Cruise plays Mitch McDeere, a quintessential Grisham hero: He’s a superstar young lawyer, who was at  the top of his class at Harvard Law School. Subject to a bidding war upon his graduation, he spurns the advances of big-city white shoe law firms and surprisingly chooses to work at Bendini, Lambert, and Locke, an obscure firm based in Memphis that specializes in helping rich clients exploit tax loopholes. 

They’ve agreed to pay Mitch, a man who grew up with modest means, a ton of money, buy him a house and car, and also pay off his student loans. Working there means lots of trips to the Cayman Islands, because it’s a tax haven, and also so associates can get blackmailed, or killed in suspicious diving accidents. 

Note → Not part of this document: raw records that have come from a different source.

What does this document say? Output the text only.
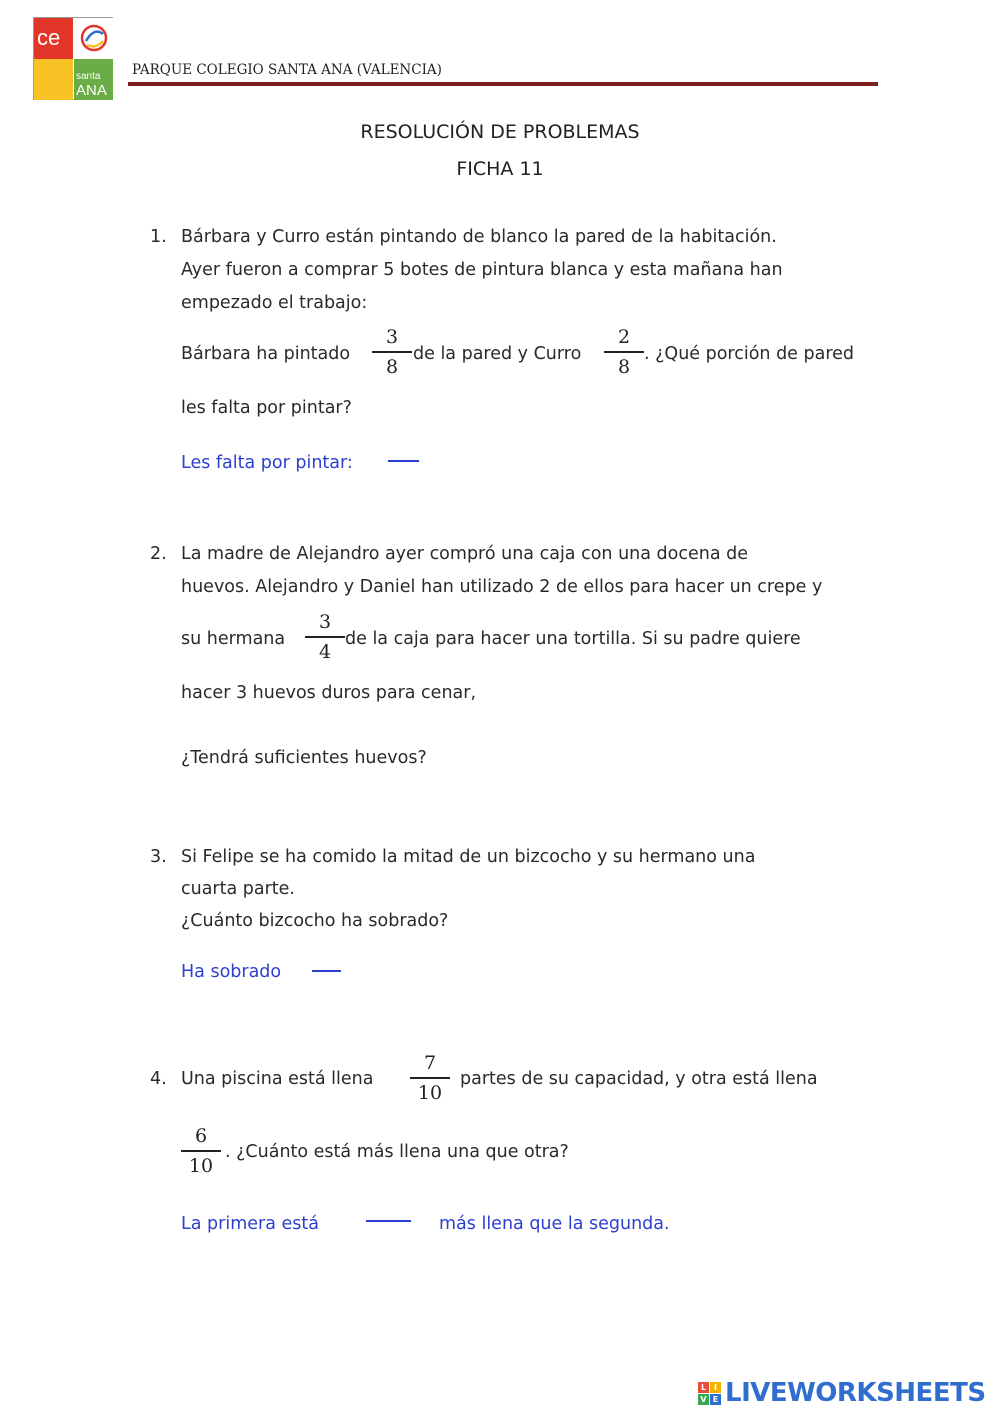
ce
santa
ANA
PARQUE COLEGIO SANTA ANA (VALENCIA)
RESOLUCIÓN DE PROBLEMAS
FICHA 11
1. Bárbara y Curro están pintando de blanco la pared de la habitación.
Ayer fueron a comprar 5 botes de pintura blanca y esta mañana han
empezado el trabajo:
Bárbara ha pintado
3
8
de la pared y Curro
2
8
. ¿Qué porción de pared
les falta por pintar?
Les falta por pintar:
2. La madre de Alejandro ayer compró una caja con una docena de
huevos. Alejandro y Daniel han utilizado 2 de ellos para hacer un crepe y
su hermana
3
4
de la caja para hacer una tortilla. Si su padre quiere
hacer 3 huevos duros para cenar,
¿Tendrá suficientes huevos?
3. Si Felipe se ha comido la mitad de un bizcocho y su hermano una
cuarta parte.
¿Cuánto bizcocho ha sobrado?
Ha sobrado
4. Una piscina está llena
7
10
partes de su capacidad, y otra está llena
6
10
. ¿Cuánto está más llena una que otra?
La primera está	más llena que la segunda.
L I
V E LIVEWORKSHEETS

It soon turns out the firm is a front for the Morolto brothers of the Chicago mafia and also represents various other criminals and thieves. This explains why they can pay so much, and also why lawyers who have tried to leave the firm in the past have wound up dead. Mitch and his wife Abby (Jeanne Tripplehorn) soon find themselves caught between the firm and the zealous FBI (in the person of agent Ed Harris), gaining some help from a private eye (Gary Busey) and his secretary (Holly Hunter). 



The firm is just filled to the brim with great actors, with Gene Hackman giving one of his best performances as Avery, Mitch’s mentor, a character filled with equal parts malevolence and guilt. Hal Holbrook plays the senior partner, while Wilford Brimley was cast wildly against type as the firm’s menacing, murderous head of security. 

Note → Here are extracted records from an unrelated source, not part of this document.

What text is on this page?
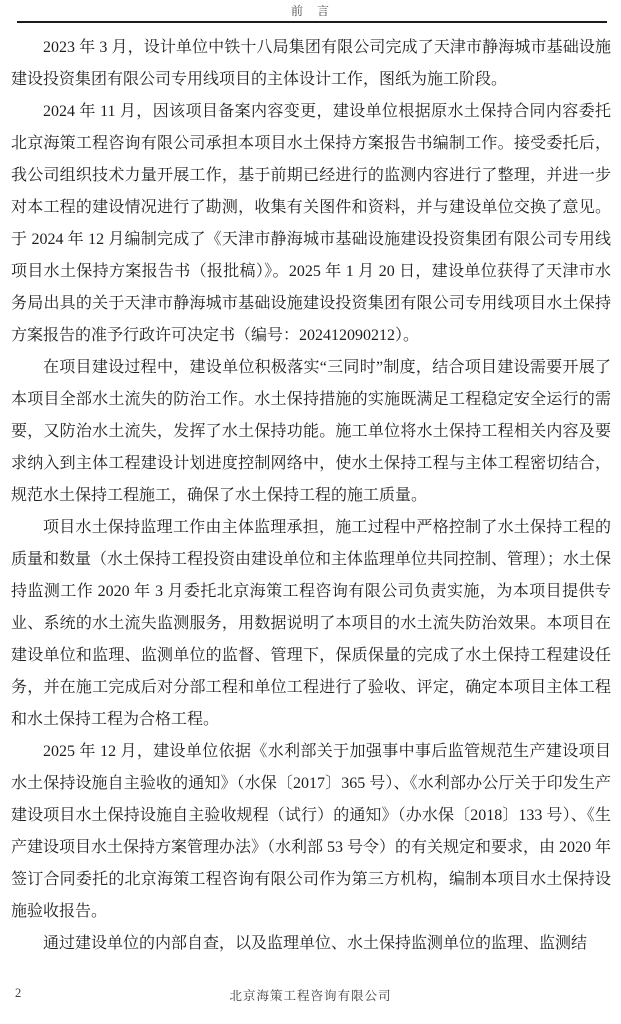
前　言

2023 年 3 月，设计单位中铁十八局集团有限公司完成了天津市静海城市基础设施建设投资集团有限公司专用线项目的主体设计工作，图纸为施工阶段。

2024 年 11 月，因该项目备案内容变更，建设单位根据原水土保持合同内容委托北京海策工程咨询有限公司承担本项目水土保持方案报告书编制工作。接受委托后，我公司组织技术力量开展工作，基于前期已经进行的监测内容进行了整理，并进一步对本工程的建设情况进行了勘测，收集有关图件和资料，并与建设单位交换了意见。于 2024 年 12 月编制完成了《天津市静海城市基础设施建设投资集团有限公司专用线项目水土保持方案报告书（报批稿）》。2025 年 1 月 20 日，建设单位获得了天津市水务局出具的关于天津市静海城市基础设施建设投资集团有限公司专用线项目水土保持方案报告的准予行政许可决定书（编号：202412090212）。

在项目建设过程中，建设单位积极落实“三同时”制度，结合项目建设需要开展了本项目全部水土流失的防治工作。水土保持措施的实施既满足工程稳定安全运行的需要，又防治水土流失，发挥了水土保持功能。施工单位将水土保持工程相关内容及要求纳入到主体工程建设计划进度控制网络中，使水土保持工程与主体工程密切结合，规范水土保持工程施工，确保了水土保持工程的施工质量。

项目水土保持监理工作由主体监理承担，施工过程中严格控制了水土保持工程的质量和数量（水土保持工程投资由建设单位和主体监理单位共同控制、管理）；水土保持监测工作 2020 年 3 月委托北京海策工程咨询有限公司负责实施，为本项目提供专业、系统的水土流失监测服务，用数据说明了本项目的水土流失防治效果。本项目在建设单位和监理、监测单位的监督、管理下，保质保量的完成了水土保持工程建设任务，并在施工完成后对分部工程和单位工程进行了验收、评定，确定本项目主体工程和水土保持工程为合格工程。

2025 年 12 月，建设单位依据《水利部关于加强事中事后监管规范生产建设项目水土保持设施自主验收的通知》（水保〔2017〕365 号）、《水利部办公厅关于印发生产建设项目水土保持设施自主验收规程（试行）的通知》（办水保〔2018〕133 号）、《生产建设项目水土保持方案管理办法》（水利部 53 号令）的有关规定和要求，由 2020 年签订合同委托的北京海策工程咨询有限公司作为第三方机构，编制本项目水土保持设施验收报告。

通过建设单位的内部自查，以及监理单位、水土保持监测单位的监理、监测结

2	北京海策工程咨询有限公司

Once again, this is a lawyer movie that never shows the inside of a courtroom. It’s more interested in the internal dynamics of law firms, and the secrets they keep. Sure, in real life law firms don’t typically have people killed. But internal feuds, and shady actions on behalf of even shadier clients, have been known to happen. 

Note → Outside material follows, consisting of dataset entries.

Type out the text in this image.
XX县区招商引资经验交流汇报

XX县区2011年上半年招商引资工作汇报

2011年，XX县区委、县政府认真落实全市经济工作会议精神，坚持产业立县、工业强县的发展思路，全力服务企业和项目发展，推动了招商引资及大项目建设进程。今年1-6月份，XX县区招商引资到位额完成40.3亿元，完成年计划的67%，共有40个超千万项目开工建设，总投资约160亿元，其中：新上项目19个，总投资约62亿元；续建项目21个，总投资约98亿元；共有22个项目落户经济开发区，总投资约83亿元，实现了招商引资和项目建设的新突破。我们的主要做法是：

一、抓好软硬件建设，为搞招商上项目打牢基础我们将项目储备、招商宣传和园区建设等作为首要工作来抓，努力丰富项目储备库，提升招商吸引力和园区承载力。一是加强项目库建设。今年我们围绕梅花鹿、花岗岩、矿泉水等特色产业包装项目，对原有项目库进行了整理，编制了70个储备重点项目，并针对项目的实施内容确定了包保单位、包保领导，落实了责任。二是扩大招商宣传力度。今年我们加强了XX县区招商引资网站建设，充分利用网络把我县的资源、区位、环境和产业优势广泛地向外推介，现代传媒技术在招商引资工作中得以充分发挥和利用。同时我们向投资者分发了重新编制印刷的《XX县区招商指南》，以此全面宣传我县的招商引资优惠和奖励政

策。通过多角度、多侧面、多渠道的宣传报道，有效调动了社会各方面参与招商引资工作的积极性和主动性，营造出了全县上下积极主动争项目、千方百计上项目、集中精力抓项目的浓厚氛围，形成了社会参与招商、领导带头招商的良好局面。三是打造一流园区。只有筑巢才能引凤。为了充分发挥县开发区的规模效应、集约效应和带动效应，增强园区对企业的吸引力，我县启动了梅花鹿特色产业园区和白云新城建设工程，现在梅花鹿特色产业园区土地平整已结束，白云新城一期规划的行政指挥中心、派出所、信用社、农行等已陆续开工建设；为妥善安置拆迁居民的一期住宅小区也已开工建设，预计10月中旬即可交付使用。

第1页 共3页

And Mitch’s brilliance as a lawyer isn’t just told, it’s shown — with the ending, in which he manages to outsmart everyone by telling the Moroltos (Paul Sorvino and Joe Viterelli) that the firm has been defrauding them and that his representation of them is protected by the attorney-client privilege. This means he can’t talk to the FBI about them:

There were many other Grisham adaptations throughout the ’90s, including 1996’s A Time to Kill, which was more of a traditional legal drama, about a trial. The straight adaptations would peter out, but the film remained influential; 1997’s The Devil’s Advocate was essentially the same movie as The Firm, except it substituted Satan for the mob. And in 2008’s The Informant!, as Matt Damon finds himself caught between an evil company and the FBI, he states out loud “Didn’t these people see The Firm? Or read the book? It’s all there. Everything they did to me, they did to Tom Cruise.”